Al paragrafo 5 delle Linee Guida da ultimo pubblicate in G.U. da AgID e disponibili sul sito di pagoPA, è precisato che «Al fine di consentire all’utilizzatore finale di avere a disposizione tutti gli strumenti di pagamento, incluso il servizio di bollettino postale, ogni Ente Creditore, ove abbia in essere un rapporto di conto corrente postale, ne censisce l’IBAN sul Sistema pagoPA, unitamente al conto corrente di tesoreria o di cassa»; da qui in capo all’Ente l’obbligo di censimento di almeno 1 conto corrente postale se è già nelle disponibilità di tale ente prima dell’adesione a pagoPA o, comunque, se anche successivamente l’ente abbia volontariamente deciso di instaurarlo.
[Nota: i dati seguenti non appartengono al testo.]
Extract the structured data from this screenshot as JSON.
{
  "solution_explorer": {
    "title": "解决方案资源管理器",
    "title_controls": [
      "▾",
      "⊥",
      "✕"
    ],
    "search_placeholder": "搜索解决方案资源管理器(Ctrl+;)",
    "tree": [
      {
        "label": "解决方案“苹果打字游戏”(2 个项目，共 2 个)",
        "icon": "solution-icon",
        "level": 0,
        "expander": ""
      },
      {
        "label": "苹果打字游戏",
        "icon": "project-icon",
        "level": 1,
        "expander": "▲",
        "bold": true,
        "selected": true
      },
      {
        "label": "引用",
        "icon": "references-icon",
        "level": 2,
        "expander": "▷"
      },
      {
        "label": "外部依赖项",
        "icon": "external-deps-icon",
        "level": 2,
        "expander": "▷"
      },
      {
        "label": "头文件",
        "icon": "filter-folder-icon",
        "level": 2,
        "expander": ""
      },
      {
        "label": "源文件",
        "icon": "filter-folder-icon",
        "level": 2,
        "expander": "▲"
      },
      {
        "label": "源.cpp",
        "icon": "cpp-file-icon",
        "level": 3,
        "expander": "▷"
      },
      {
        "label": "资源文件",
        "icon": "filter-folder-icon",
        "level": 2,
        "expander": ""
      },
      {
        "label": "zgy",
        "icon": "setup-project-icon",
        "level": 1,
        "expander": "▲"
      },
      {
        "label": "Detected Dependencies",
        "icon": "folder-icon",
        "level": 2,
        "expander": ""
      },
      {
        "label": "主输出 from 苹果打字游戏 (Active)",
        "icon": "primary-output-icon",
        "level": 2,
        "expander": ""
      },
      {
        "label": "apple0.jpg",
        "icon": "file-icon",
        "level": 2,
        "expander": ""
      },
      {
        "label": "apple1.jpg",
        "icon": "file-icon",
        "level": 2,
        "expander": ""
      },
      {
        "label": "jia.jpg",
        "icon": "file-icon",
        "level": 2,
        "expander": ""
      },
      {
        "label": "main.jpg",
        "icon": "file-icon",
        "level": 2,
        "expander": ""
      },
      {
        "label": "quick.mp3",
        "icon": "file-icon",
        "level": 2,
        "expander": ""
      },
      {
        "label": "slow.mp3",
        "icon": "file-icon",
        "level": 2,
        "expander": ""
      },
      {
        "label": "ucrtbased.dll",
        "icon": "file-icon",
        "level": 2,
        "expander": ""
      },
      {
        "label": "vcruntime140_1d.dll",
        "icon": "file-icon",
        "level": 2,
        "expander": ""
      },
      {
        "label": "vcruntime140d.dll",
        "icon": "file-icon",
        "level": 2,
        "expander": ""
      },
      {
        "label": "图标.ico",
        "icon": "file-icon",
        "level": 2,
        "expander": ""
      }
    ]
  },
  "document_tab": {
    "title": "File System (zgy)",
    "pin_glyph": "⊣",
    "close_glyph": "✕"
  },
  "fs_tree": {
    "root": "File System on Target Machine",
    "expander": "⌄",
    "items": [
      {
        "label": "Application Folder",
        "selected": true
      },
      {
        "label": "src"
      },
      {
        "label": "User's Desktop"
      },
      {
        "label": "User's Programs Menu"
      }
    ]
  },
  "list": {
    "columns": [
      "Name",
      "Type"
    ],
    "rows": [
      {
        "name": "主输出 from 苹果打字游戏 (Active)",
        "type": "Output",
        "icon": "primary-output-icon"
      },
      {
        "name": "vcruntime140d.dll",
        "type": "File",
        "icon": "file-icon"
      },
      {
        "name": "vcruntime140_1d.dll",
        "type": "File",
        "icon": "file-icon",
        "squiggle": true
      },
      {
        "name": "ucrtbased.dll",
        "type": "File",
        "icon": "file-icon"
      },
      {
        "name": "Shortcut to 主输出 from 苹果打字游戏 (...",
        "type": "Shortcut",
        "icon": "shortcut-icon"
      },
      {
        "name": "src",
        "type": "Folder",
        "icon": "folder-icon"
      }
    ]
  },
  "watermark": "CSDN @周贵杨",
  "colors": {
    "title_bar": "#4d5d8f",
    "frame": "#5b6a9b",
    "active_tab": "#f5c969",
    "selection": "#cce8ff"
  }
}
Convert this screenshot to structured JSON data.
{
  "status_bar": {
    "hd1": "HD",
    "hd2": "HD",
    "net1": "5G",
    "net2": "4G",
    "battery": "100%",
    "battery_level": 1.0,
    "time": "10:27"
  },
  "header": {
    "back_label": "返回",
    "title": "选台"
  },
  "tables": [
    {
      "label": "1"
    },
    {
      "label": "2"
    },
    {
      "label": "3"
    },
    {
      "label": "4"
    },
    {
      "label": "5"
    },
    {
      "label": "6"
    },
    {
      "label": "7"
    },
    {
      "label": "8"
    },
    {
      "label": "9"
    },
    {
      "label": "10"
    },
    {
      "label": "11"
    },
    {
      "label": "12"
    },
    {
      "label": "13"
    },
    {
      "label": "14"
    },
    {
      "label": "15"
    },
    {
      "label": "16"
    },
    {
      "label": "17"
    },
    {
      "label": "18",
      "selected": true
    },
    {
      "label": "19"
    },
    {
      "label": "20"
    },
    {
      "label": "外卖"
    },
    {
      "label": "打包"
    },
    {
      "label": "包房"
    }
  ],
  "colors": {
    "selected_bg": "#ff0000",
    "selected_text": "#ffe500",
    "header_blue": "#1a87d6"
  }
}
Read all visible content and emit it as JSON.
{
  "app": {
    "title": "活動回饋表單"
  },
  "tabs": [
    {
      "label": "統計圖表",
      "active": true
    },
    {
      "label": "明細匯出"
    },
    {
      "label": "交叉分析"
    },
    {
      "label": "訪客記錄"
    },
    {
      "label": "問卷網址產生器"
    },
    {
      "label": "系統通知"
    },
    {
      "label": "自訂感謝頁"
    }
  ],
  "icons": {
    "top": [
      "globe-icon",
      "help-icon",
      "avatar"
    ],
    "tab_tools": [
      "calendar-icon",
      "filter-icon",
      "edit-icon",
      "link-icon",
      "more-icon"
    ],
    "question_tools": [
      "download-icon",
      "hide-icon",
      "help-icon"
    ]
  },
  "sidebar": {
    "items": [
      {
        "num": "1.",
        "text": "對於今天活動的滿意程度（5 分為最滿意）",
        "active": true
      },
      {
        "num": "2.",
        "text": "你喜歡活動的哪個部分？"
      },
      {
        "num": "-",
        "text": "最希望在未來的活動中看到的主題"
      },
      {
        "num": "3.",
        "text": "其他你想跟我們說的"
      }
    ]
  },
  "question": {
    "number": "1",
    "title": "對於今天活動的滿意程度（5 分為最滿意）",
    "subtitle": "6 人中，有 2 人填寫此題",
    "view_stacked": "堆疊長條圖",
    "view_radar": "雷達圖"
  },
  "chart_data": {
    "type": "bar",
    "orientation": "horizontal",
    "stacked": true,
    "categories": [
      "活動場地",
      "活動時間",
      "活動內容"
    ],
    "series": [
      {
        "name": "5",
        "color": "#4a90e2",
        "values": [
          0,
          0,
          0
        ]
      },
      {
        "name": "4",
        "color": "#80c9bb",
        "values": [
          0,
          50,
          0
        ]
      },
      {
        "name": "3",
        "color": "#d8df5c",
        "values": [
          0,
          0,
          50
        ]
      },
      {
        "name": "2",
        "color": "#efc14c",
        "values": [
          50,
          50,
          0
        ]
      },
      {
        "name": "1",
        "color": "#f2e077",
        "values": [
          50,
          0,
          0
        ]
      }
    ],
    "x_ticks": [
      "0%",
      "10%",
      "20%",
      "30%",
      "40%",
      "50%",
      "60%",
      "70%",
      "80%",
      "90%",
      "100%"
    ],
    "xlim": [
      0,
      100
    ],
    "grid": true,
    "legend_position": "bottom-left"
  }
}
In altri termini, se un ente, per qualunque ragione, ha un conto corrente postale a lui intestato non può non utilizzarlo anche per pagoPA. Lo stesso paragrafo continua specificando che “Per lo stesso fine, resta ferma la facoltà per ogni Ente Creditore di instaurare un rapporto di conto corrente postale, anche in seguito all’adesione al Sistema pagoPA”; da qui la facoltà di instaurare un rapporto di conto corrente postale, ove tale rapporto non sia pre-esistente all’adesione a pagoPA.In ultimo, lo stesso paragrafo delle Linee Guida segnala che “Ogni Ente Creditore, ove abbia in essere altri rapporti di conto corrente bancario o postale, potrà censirne i relativi IBAN sul Nodo dei Pagamenti-SPC”; da qui l’ulteriore facoltà in capo all’ente di censire anche più di un conto corrente postale.Pertanto, l’obbligo di instaurare un rapporto ex novo con Poste italiane dopo l’adesione a pagoPA non sussiste ma è evidente che tale rapporto, può ampliare gli strumenti di pagamento che un ente tramite pagoPA può mettere a disposizione dei pagatori.

Per l’integrazione dei bollettini PA nell’avviso pagoPA, gli Enti Creditori devono fare richiesta a Poste Italiane per l’autorizzazione alla stampa in proprio?

Nel documento L’avviso di pagamento analogico nel sistema pagoPA pubblicato sul sito www.pagopa.gov.it di pagoPA viene specificato che: «gli Enti Creditori che intendono utilizzare il nuovo bollettino postale possono fare richiesta a Poste Italiane, per ottenere la necessaria Autorizzazione alla stampa in proprio».
L’autorizzazione deve essere richiesta a Poste Italiane così come definito nel Manuale della stampa in proprio, consultabile alla pagina poste.it (Business/PA/Servizi Finanziari) in modo da accedere alla pagina che contiene tutti i documenti necessari per richiedere le autorizzazioni alla stampa, ivi compreso il Manuale che descrive come deve essere predisposto il nuovo Bollettino PA.
Inoltre, si evidenzia che Poste Italiane ha precisato che la nuova autorizzazione massiva per la produzione di bollettini PA integrati nell’avviso pagoPA, proprio per la sua natura, sarà richiedibile anche da soggetti diversi dagli stampatori, quali Partner tecnologici o SW house degli Enti.